Synopses & Reviews
As Buddhism is assimilated into the West, it is imperative that women reshape its patriarchal structures and carve out a fully legitimate, empowering position for themselves. Marianne Dresser brings together the likes of Pema Chodron, Tsultrim Allione, and bell hooks, 30 women in all, who are doing just that. Writers, nuns, scholars, priests--even a martial arts master and a private investigator--discuss women in Buddhism in a range of essays. Several pieces question the suppression of emotion required for selflessness, appealing to the undeniable reality of day-to-day living. Others discuss their experiences as women in Buddhism, whether as nuns or as lay practitioners. Still others address the history of women in Buddhism, racial questions, meditation, poetry, compassion, social activism, and sexual orientation. Most of these writers have been in Buddhism for two or three decades and offer a wealth of experience and insights, targeted at women readers but no less valuable to men.
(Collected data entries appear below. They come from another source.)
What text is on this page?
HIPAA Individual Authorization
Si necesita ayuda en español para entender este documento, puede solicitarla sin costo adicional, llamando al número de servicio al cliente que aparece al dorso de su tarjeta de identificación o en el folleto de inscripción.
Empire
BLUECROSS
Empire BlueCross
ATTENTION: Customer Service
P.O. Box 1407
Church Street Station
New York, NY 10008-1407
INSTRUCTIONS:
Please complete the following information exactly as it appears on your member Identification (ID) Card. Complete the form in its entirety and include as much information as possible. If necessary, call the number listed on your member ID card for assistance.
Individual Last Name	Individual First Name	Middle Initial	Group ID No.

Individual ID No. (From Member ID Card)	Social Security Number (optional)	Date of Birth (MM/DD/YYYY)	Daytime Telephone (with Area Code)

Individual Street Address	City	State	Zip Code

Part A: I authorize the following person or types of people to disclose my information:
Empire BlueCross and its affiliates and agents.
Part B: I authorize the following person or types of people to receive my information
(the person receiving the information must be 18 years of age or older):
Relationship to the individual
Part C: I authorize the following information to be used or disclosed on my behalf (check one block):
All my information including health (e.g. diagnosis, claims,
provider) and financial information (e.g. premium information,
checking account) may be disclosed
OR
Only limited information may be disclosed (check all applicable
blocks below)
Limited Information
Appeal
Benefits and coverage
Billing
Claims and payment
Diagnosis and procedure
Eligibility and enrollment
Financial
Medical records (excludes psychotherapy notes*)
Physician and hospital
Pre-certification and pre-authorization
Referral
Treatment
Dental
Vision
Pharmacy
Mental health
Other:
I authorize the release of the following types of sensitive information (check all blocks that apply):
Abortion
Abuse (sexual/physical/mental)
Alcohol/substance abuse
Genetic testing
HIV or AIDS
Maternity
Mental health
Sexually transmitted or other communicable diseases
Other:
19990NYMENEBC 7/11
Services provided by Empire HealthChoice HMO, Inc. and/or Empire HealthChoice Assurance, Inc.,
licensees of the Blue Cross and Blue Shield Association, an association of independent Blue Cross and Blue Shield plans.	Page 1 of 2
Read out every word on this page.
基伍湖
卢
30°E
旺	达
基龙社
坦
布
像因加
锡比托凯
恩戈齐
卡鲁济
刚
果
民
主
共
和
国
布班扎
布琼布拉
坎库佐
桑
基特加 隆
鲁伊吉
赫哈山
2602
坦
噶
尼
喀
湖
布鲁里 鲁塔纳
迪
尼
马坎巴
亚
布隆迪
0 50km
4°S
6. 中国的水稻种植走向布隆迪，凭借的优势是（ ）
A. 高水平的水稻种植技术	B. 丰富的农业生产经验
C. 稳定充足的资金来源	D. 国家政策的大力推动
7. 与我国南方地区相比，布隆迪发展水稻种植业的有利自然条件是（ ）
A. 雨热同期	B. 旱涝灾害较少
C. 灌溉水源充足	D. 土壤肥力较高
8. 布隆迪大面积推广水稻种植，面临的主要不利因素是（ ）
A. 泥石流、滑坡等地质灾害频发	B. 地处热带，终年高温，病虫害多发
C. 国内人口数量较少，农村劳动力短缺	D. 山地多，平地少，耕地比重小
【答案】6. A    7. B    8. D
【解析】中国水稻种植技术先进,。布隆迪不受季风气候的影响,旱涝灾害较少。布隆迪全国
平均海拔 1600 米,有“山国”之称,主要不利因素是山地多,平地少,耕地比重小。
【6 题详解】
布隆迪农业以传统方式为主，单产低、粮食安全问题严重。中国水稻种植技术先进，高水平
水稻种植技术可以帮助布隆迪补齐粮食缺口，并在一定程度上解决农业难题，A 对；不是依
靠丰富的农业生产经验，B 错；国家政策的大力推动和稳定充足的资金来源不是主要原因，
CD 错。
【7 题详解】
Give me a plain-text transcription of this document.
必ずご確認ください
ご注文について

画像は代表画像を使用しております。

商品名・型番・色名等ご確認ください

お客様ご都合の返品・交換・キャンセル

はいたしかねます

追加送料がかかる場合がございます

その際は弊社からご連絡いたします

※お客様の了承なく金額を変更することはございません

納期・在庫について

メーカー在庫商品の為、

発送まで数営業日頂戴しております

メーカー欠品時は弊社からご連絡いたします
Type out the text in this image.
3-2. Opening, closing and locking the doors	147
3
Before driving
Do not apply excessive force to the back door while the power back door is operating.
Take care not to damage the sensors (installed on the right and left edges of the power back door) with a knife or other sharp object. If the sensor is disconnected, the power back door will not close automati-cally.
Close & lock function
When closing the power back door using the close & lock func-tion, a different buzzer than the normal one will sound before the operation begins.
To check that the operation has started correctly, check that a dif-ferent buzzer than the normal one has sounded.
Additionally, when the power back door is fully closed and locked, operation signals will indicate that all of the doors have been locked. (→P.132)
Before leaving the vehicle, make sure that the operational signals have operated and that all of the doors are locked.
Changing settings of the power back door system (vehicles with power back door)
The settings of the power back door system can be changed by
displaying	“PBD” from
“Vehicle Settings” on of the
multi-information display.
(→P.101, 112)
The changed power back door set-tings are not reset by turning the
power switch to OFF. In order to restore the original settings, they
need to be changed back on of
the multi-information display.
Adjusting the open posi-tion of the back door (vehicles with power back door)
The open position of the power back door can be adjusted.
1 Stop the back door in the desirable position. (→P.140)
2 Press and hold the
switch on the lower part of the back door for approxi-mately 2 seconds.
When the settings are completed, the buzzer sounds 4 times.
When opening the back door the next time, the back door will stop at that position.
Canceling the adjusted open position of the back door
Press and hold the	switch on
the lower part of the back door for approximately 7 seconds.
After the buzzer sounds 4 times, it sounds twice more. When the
Buddhist Women on the Edge presents the voices of American women on their experiences of Buddhist practice. In thirty thoughtful and provocative essays, a diverse range of contributors - Dharma teachers, scholars, monastics, practitioners, and sympathizers - explore the challenges and rewards of integrating Buddhist practice in the West. Contributors include Tsultrim Allione, Sandy Boucher, Pema Chodron, Rita M. Gross, Jane Hirshfield, bell hooks, Anne C. Klein, Miranda Shaw, Sallie Tisdale, Kate Wheeler, Jan Willis, and many others. The essays explore issues of gender, race, class, and sexuality; lineage, authority, and the accessibility of Buddhist institutions; monastic, lay, and community practice; the teacher-student relationship; psychological perspectives and the role of the emotions; crosscultural adaptation and appropriation; and how spiritual practice informs creativity, personal relationships, and political/social activism.